Argentina Appeals $16 Billion Judgement in Burford-Funded Lawsuit

For litigation funders, reaching a successful resolution to a case is rarely as simple or straightforward as achieving a favourable judgement or award, with the inevitable difficulty of enforcement and recovery proving to be its own separate battle. This is once again being demonstrated in the high-profile YPF case funded by Burford Capital, as Argentina continues its fight to avoid paying the multi-billion-dollar award. Reporting in the Buenos Aires Times and Bloomberg Law provides an update on the latest development in the case of Petersen Energia Inversora, S.A.U. v. Argentine Republic, as the Argentine government has formally appealed against Judge Loretta Preska’s order to pay $16 billion to the shareholders of YPF. The appeal was filed this Tuesday in the US Court of Appeals for the Second Circuit.  As LFJ reported last month, Burford Capital had already moved to begin collecting the award and asked the court to begin attaching Argentine assets from October 16th. In filing the appeal, Argentina argued that forcing the government to pay the award would inflict “irreparable damage to the [Argentine] population, which suffers from high inflation caused by an unprecedented drought.” The appeal also emphasised that the Argentine government “does not have access to the capital market to issue a bond and deposit a guarantee.” The appeal was filed this Tuesday in the US Court of Appeals for the Second Circuit.

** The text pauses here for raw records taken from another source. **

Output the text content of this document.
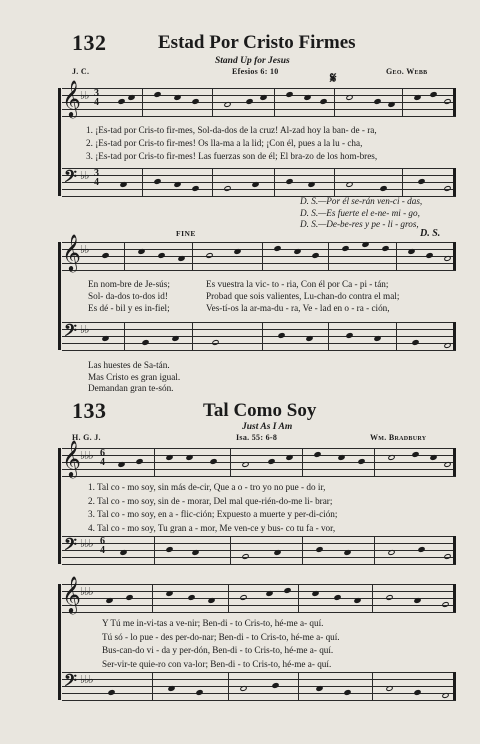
132	Estad Por Cristo Firmes
Stand Up for Jesus
J. C.	Efesios 6: 10	Geo. Webb
𝄋
𝄞 ♭♭ 3
4
1. ¡Es-tad por Cris-to fir-mes, Sol-da-dos de la cruz! Al-zad hoy la ban- de - ra,
2. ¡Es-tad por Cris-to fir-mes! Os lla-ma a la lid; ¡Con él, pues a la lu - cha,
3. ¡Es-tad por Cris-to fir-mes! Las fuerzas son de él; El bra-zo de los hom-bres,
𝄢 ♭♭ 3
4
D. S.—Por él se-rán ven-ci - das,
D. S.—Es fuerte el e-ne- mi - go,
D. S.—De-be-res y pe - li - gros,
FINE	D. S.
𝄞 ♭♭
En nom-bre de Je-sús;
Sol- da-dos to-dos id!
Es dé - bil y es in-fiel;
Es vuestra la vic- to - ria, Con él por Ca - pi - tán;
Probad que sois valientes, Lu-chan-do contra el mal;
Ves-tí-os la ar-ma-du - ra, Ve - lad en o - ra - ción,
𝄢 ♭♭
Las huestes de Sa-tán.
Mas Cristo es gran igual.
Demandan gran te-són.
133	Tal Como Soy
Just As I Am
H. G. J.	Isa. 55: 6-8	Wm. Bradbury
𝄞 ♭♭♭ 6
4
1. Tal co - mo soy, sin más de-cir, Que a o - tro yo no pue - do ir,
2. Tal co - mo soy, sin de - morar, Del mal que-rién-do-me li- brar;
3. Tal co - mo soy, en a - flic-ción; Expuesto a muerte y per-di-ción;
4. Tal co - mo soy, Tu gran a - mor, Me ven-ce y bus- co tu fa - vor,
𝄢 ♭♭♭ 6
4
𝄞 ♭♭♭
Y Tú me in-vi-tas a ve-nir; Ben-di - to Cris-to, hé-me a- quí.
Tú só - lo pue - des per-do-nar; Ben-di - to Cris-to, hé-me a- quí.
Bus-can-do vi - da y per-dón, Ben-di - to Cris-to, hé-me a- quí.
Ser-vir-te quie-ro con va-lor; Ben-di - to Cris-to, hé-me a- quí.
𝄢 ♭♭♭
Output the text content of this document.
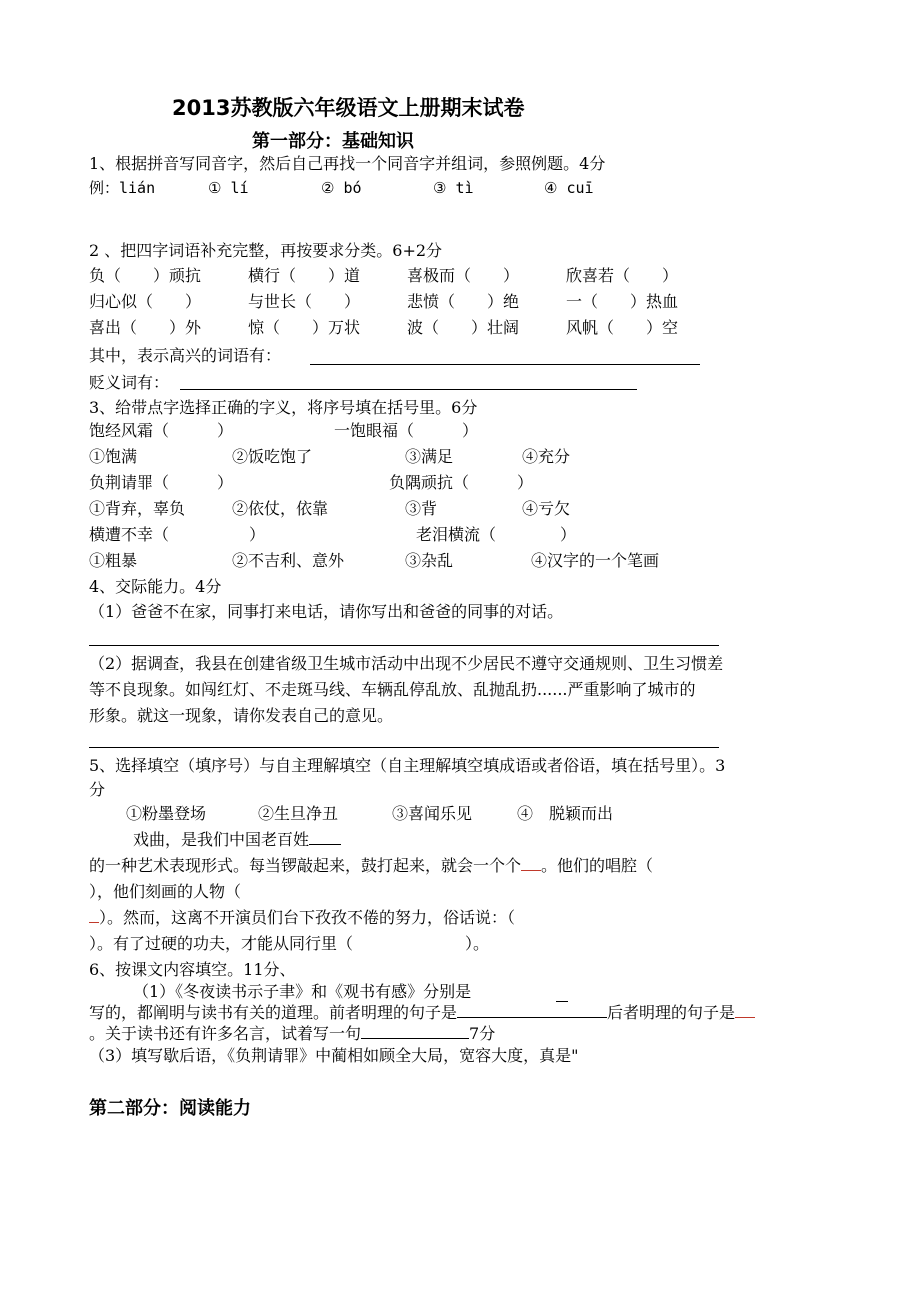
2013苏教版六年级语文上册期末试卷
第一部分：基础知识
1、根据拼音写同音字，然后自己再找一个同音字并组词，参照例题。4分
例：lián	① lí	② bó	③ tì	④ cuī
2 、把四字词语补充完整，再按要求分类。6+2分
负（　　）顽抗	横行（　　）道	喜极而（　　）	欣喜若（　　）
归心似（　　）	与世长（　　）	悲愤（　　）绝	一（　　）热血
喜出（　　）外	惊（　　）万状	波（　　）壮阔	风帆（　　）空
其中，表示高兴的词语有：
贬义词有：
3、给带点字选择正确的字义，将序号填在括号里。6分
饱经风霜（　　　）	一饱眼福（　　　）
①饱满	②饭吃饱了	③满足	④充分
负荆请罪（　　　）	负隅顽抗（　　　）
①背弃，辜负	②依仗，依靠	③背	④亏欠
横遭不幸（　　　　　）	老泪横流（　　　　）
①粗暴	②不吉利、意外	③杂乱	④汉字的一个笔画
4、交际能力。4分
（1）爸爸不在家，同事打来电话，请你写出和爸爸的同事的对话。
（2）据调查，我县在创建省级卫生城市活动中出现不少居民不遵守交通规则、卫生习惯差
等不良现象。如闯红灯、不走斑马线、车辆乱停乱放、乱抛乱扔......严重影响了城市的
形象。就这一现象，请你发表自己的意见。
5、选择填空（填序号）与自主理解填空（自主理解填空填成语或者俗语，填在括号里）。3
分
①粉墨登场	②生旦净丑	③喜闻乐见	④　脱颖而出
戏曲，是我们中国老百姓
的一种艺术表现形式。每当锣敲起来，鼓打起来，就会一个个 。他们的唱腔（
），他们刻画的人物（
）。然而，这离不开演员们台下孜孜不倦的努力，俗话说：（
）。有了过硬的功夫，才能从同行里（　　　　　　　）。
6、按课文内容填空。11分、
（1）《冬夜读书示子聿》和《观书有感》分别是
写的，都阐明与读书有关的道理。前者明理的句子是	后者明理的句子是
。关于读书还有许多名言，试着写一句	7分
（3）填写歇后语，《负荆请罪》中蔺相如顾全大局，宽容大度，真是"
第二部分：阅读能力
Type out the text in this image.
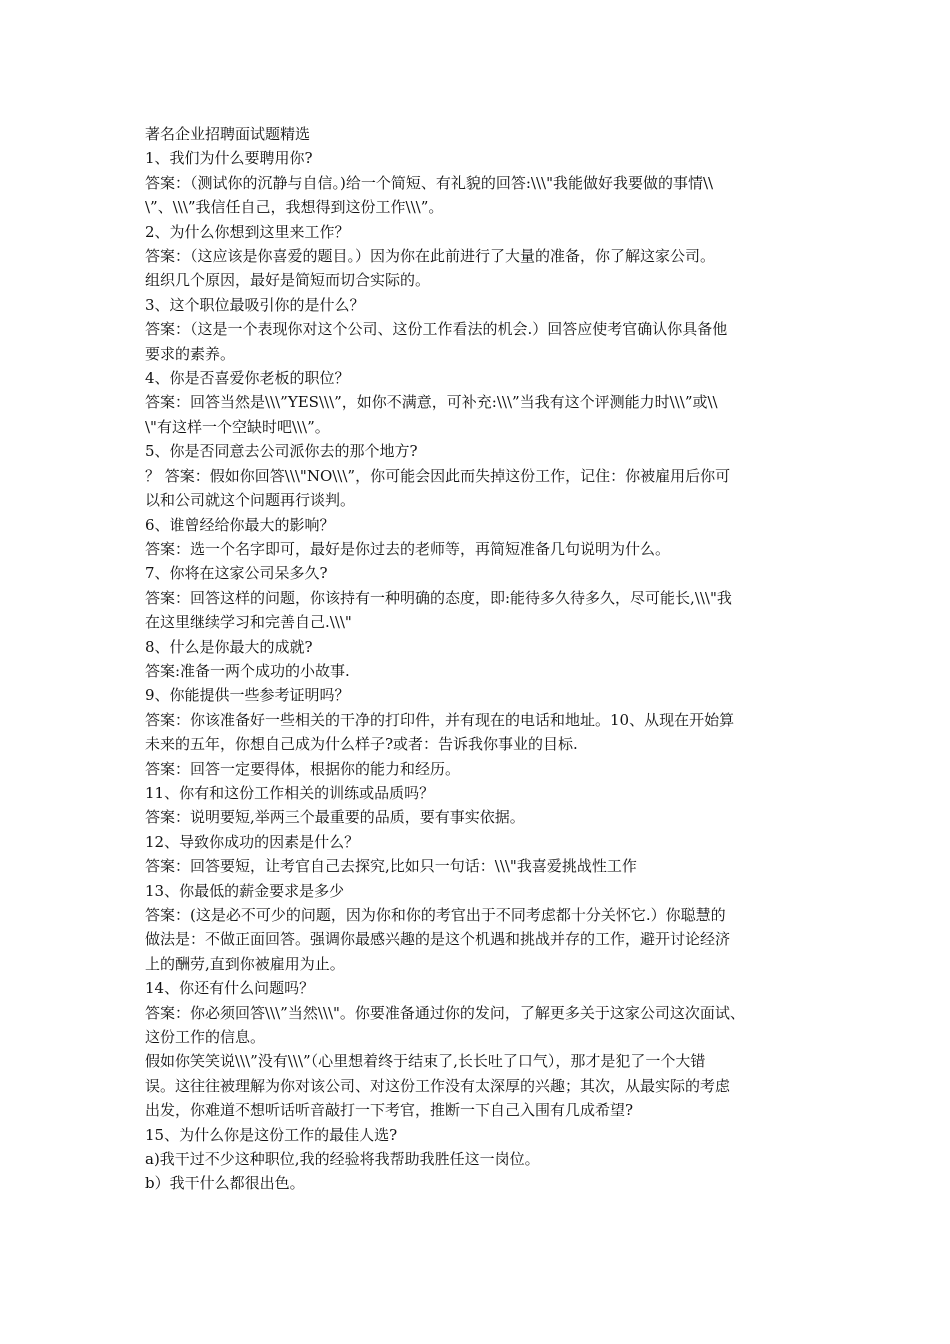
著名企业招聘面试题精选

1、我们为什么要聘用你?

答案：（测试你的沉静与自信。)给一个简短、有礼貌的回答:\\\"我能做好我要做的事情\\

\”、\\\”我信任自己，我想得到这份工作\\\”。

2、为什么你想到这里来工作？

答案：（这应该是你喜爱的题目。）因为你在此前进行了大量的准备，你了解这家公司。

组织几个原因，最好是简短而切合实际的。

3、这个职位最吸引你的是什么？

答案：（这是一个表现你对这个公司、这份工作看法的机会.）回答应使考官确认你具备他

要求的素养。

4、你是否喜爱你老板的职位？

答案：回答当然是\\\”YES\\\”，如你不满意，可补充:\\\”当我有这个评测能力时\\\”或\\

\"有这样一个空缺时吧\\\”。

5、你是否同意去公司派你去的那个地方?

？ 答案：假如你回答\\\"NO\\\”，你可能会因此而失掉这份工作，记住：你被雇用后你可

以和公司就这个问题再行谈判。

6、谁曾经给你最大的影响？

答案：选一个名字即可，最好是你过去的老师等，再简短准备几句说明为什么。

7、你将在这家公司呆多久?

答案：回答这样的问题，你该持有一种明确的态度，即:能待多久待多久，尽可能长,\\\"我

在这里继续学习和完善自己.\\\"

8、什么是你最大的成就?

答案:准备一两个成功的小故事.

9、你能提供一些参考证明吗？

答案：你该准备好一些相关的干净的打印件，并有现在的电话和地址。10、从现在开始算

未来的五年，你想自己成为什么样子?或者：告诉我你事业的目标.

答案：回答一定要得体，根据你的能力和经历。

11、你有和这份工作相关的训练或品质吗？

答案：说明要短,举两三个最重要的品质，要有事实依据。

12、导致你成功的因素是什么？

答案：回答要短，让考官自己去探究,比如只一句话：\\\"我喜爱挑战性工作

13、你最低的薪金要求是多少

答案：(这是必不可少的问题，因为你和你的考官出于不同考虑都十分关怀它.）你聪慧的

做法是：不做正面回答。强调你最感兴趣的是这个机遇和挑战并存的工作，避开讨论经济

上的酬劳,直到你被雇用为止。

14、你还有什么问题吗？

答案：你必须回答\\\”当然\\\"。你要准备通过你的发问，了解更多关于这家公司这次面试、

这份工作的信息。

假如你笑笑说\\\”没有\\\”（心里想着终于结束了,长长吐了口气），那才是犯了一个大错

误。这往往被理解为你对该公司、对这份工作没有太深厚的兴趣；其次，从最实际的考虑

出发，你难道不想听话听音敲打一下考官，推断一下自己入围有几成希望?

15、为什么你是这份工作的最佳人选?

a)我干过不少这种职位,我的经验将我帮助我胜任这一岗位。

b）我干什么都很出色。
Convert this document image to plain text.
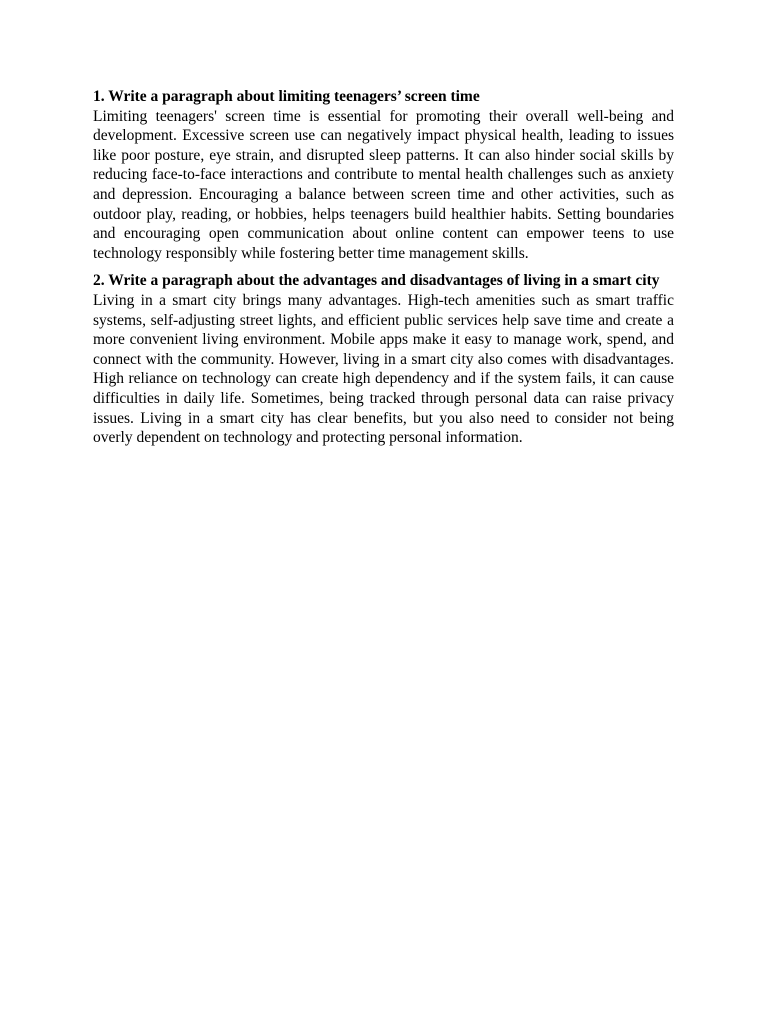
1. Write a paragraph about limiting teenagers’ screen time

Limiting teenagers' screen time is essential for promoting their overall well-being and development. Excessive screen use can negatively impact physical health, leading to issues like poor posture, eye strain, and disrupted sleep patterns. It can also hinder social skills by reducing face-to-face interactions and contribute to mental health challenges such as anxiety and depression. Encouraging a balance between screen time and other activities, such as outdoor play, reading, or hobbies, helps teenagers build healthier habits. Setting boundaries and encouraging open communication about online content can empower teens to use technology responsibly while fostering better time management skills.

2. Write a paragraph about the advantages and disadvantages of living in a smart city

Living in a smart city brings many advantages. High-tech amenities such as smart traffic systems, self-adjusting street lights, and efficient public services help save time and create a more convenient living environment. Mobile apps make it easy to manage work, spend, and connect with the community. However, living in a smart city also comes with disadvantages. High reliance on technology can create high dependency and if the system fails, it can cause difficulties in daily life. Sometimes, being tracked through personal data can raise privacy issues. Living in a smart city has clear benefits, but you also need to consider not being overly dependent on technology and protecting personal information.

RPX’s Q3 Report Highlights Reduction in NPE Filings

The financing of patent litigation remains one of the most popular areas of investment for litigation funders, whilst also being the site of frequent contentious showdowns in recent years, as US courts have pressed for increasing levels of disclosure and transparency. However, new market research also highlights that the volume of patent infringement filings by non-practicing entities (NPEs), who often have ties to litigation funders, has fallen over the last quarter. Earlier this week, RPX released its Q3 in Review report and highlighted several key trends from the world of patent litigation, including a particularly interesting trend around NPE filings in the third quarter of 2023. RPX found that across those three months, “NPEs added 382 defendants, down 32% from the same quarter this past year (when NPEs added 558 defendants).” The report also noted that these figures represented a 12% reduction compared to the second quarter, as well as a 31% drop from the trailing Q3 average measured between 2020 and 2022. RPX attributes this reduction in NPE filings, both in this quarter and across 2023, to the significant absence of filings from IP Edge since December 2022, and a decrease in filings in the Western District of Texas since last year’s court order which attempted to redistribute patent litigation across districts. However, RPX did highlight that IP Edge’s extended hiatus finally came to an end on September 13, with a new lawsuit targeting Roku. The plaintiff in this case is Communication Advances, which is another entity created by IP Edge’s principals: Lillian Woung, Gautham Bodepudi, and Sanjay Pant. In an additional point relevant to litigation finance, RPX noted that two Burford special purpose vehicles (SPVs) avoided sanctions from Judge Todd W. Robinson in the Southern District of California, over its funding of Taction Technology’s case brought against Apple. Whilst Burford’s SPVs did not receive sanctions for a potential violation of their ‘duty of candor’ to the court, Judge Robinson did rule in favour of Apple and granted a summary judgement of noninfringement.